We have identified Cts1, a suppressor of calcineurin temperature sensitivity that functions in septal positioning and septation in C. neoformans. By functional domain analysis, we have shown that the carboxyl-terminal leucine zipper region is not necessary for growth at 37°C but is required for virulence in the murine model of cryptococcosis, proper hyphal elongation, and viability in the absence of calcineurin function. Loss of this region also results in a defect in septal positioning and cell separation. Thus, the leucine zipper region is essential for several functions of Cts1. Although no obvious homologs of Cts1 have been identified, analysis of functional domains among proteins with similar functions identified a leucine-zipper-containing protein in S. pombe, Cdc14, which is also required for septum formation, likely via the mediation of protein-protein interactions with other septation proteins, including Cdc7 (12).
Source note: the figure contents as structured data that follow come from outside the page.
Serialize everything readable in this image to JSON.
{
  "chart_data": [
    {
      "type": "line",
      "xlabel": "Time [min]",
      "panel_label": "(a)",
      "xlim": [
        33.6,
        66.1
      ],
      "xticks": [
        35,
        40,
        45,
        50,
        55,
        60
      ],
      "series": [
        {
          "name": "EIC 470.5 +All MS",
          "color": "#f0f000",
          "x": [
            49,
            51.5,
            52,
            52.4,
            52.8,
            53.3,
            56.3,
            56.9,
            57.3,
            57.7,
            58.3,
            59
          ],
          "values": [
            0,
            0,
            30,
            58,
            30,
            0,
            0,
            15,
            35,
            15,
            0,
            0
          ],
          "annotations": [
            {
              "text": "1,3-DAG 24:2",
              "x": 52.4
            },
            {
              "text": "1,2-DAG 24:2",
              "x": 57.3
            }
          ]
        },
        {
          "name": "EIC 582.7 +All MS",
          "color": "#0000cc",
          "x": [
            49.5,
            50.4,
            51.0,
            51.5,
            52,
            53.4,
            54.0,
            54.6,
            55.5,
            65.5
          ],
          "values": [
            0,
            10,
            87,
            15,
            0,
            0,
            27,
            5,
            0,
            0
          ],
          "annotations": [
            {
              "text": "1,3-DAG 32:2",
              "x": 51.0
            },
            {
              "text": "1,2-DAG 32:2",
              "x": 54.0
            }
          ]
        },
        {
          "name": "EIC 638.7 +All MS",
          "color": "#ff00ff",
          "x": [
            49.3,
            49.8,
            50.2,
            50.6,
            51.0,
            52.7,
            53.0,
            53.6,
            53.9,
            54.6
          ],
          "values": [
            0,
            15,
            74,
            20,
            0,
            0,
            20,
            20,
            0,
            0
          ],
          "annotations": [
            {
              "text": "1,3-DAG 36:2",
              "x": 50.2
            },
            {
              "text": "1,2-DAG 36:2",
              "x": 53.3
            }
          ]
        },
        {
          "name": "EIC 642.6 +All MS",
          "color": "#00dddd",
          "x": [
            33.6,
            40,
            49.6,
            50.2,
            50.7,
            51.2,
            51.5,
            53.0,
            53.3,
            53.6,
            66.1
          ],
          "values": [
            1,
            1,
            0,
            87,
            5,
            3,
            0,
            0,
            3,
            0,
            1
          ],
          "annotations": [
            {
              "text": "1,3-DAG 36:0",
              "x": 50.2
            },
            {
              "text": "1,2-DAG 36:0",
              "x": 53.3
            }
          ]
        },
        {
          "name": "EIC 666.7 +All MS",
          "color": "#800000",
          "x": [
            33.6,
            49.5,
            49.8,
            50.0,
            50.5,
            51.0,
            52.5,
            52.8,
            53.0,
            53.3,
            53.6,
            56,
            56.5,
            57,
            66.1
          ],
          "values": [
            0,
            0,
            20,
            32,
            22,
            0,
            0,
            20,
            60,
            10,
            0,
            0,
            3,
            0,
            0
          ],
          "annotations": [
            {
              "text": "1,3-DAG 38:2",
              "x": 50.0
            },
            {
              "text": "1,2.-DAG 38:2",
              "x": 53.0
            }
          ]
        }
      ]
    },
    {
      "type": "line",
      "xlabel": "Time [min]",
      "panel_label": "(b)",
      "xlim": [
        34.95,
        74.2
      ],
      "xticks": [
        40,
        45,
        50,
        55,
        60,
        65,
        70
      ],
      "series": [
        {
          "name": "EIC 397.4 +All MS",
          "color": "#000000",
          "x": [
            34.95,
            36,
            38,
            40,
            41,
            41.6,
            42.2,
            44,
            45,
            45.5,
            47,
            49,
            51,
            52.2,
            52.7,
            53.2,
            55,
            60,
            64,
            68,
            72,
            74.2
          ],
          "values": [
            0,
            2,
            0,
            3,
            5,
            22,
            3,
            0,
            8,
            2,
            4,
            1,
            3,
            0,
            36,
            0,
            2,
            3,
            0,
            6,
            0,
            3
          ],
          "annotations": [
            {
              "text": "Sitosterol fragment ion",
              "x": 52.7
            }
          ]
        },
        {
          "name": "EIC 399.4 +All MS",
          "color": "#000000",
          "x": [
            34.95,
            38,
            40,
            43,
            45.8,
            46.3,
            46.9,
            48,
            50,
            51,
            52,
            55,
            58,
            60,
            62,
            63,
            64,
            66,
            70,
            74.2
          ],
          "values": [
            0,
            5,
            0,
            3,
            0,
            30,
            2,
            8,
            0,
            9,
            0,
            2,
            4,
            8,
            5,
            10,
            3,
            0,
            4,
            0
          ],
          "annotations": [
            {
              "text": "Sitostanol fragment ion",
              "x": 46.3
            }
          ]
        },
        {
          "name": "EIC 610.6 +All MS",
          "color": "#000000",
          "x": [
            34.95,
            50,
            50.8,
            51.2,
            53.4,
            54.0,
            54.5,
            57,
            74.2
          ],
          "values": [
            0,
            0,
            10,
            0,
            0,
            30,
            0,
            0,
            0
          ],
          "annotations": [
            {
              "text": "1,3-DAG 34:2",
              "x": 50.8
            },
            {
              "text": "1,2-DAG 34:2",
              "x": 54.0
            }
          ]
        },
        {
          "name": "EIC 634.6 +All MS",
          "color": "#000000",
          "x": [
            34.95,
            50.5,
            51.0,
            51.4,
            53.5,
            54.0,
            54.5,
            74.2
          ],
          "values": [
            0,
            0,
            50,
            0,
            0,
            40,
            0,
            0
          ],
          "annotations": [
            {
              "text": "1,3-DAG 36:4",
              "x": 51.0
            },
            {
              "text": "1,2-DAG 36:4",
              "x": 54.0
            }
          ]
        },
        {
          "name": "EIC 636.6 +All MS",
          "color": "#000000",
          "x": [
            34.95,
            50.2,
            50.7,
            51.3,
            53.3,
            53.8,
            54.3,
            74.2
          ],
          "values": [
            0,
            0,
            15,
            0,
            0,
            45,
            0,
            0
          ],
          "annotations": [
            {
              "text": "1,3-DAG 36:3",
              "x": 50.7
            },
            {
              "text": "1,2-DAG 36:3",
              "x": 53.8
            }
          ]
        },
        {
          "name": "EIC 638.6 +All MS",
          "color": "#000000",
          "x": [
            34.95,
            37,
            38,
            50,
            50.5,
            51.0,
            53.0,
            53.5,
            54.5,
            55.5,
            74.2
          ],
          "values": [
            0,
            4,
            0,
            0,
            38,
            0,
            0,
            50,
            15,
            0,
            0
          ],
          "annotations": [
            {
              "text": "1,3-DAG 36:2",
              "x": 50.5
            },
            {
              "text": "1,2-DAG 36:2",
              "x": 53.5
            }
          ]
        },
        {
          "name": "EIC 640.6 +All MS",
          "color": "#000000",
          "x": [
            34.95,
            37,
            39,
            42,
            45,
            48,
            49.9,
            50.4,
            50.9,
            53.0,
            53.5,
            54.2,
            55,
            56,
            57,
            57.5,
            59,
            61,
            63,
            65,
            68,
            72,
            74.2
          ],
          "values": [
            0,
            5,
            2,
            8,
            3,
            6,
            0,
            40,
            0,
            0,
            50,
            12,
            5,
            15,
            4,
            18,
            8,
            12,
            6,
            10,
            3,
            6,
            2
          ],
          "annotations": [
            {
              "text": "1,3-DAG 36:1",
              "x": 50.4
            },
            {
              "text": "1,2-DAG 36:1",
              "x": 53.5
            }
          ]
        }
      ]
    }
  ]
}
In addition to the leucine zipper motif, Cts1 also possesses an amino-terminal C2 domain that binds PI(4)P and PI(5)P. The Cts1 C2 domain shares homology with nonclassical Ca²⁺-independent protein kinase C isoforms that contain amino-terminal C2 domains (34, 38). C2 domains have been identified in many proteins involved in signal transduction, gene expression, and cytoskeletal organization and function to bind phospholipids in either a Ca²⁺-dependent or an independent manner. C2 domains facilitate protein-protein interactions and signal transduction membrane association (6, 21, 40).

We have shown that Cts1 and calcineurin function coordinately to regulate morphogenic events necessary for growth, cytokinesis, and filamentation. Cts1 and calcineurin are components of separate pathways with shared functions essential for growth at 37°C, virulence, and hyphal elongation. In addition, Cts1 is required for proper septal positioning and formation, and chains of cts1Δ cells can be separated by chitinase treatment, suggesting that Cts1 may promote the localization or assembly of protein complexes that carry out polarized chitin deposition or dissolution. Polarized chitin deposition is essential for proper septum biogenesis and septation in yeast and involves the actions of several proteins, including chitin synthases, chitinases, endoglucanases, and components of the contractile ring (39, 41, 48). Although Cts1 does not share homology with chitinases or endoglucanases known to be necessary for septum dissolution, recent studies have identified a role for lipid signaling in chitin deposition during septum biogenesis in S. cerevisiae (2, 27, 48). In these studies, the PIP phosphatase Sac1, an integral membrane protein that acts on PI(4)P, was found to be necessary for the proper sorting of the Chs3 chitin synthase from the septum to the trans-Golgi network (48). Therefore, Cts1 may regulate the localization of chitinases or endoglucanases to the septum to promote septal dissolution via interactions with PIPs and other proteins. Alternatively, Cts1 may be necessary for the proper localization of chitin synthesis machinery, wherein the lack of Cts1 leads to excessive accumulation of chitin at the septum. The ability of Cts1 to suppress the calcineurin defect when overexpressed supports a model in which Cts1 promotes the proper regulation of chitin synthase localization, as calcineurin mutants have severe cell wall and membrane integrity defects that could be suppressed by excess chitin deposition at the cell periphery (20). Future studies will address the role of Cts1 in the regulation of chitin biogenesis at the septum and cell periphery, as well as the role of Cts1 in chitin dissolution at the septum. In conclusion, the identification of the novel calcineurin temperature suppressor Cts1 has provided insights into the functions of the calcineurin signal transduction pathway in C. neoformans and may further our understanding of the roles of calcineurin in virulence and differentiation.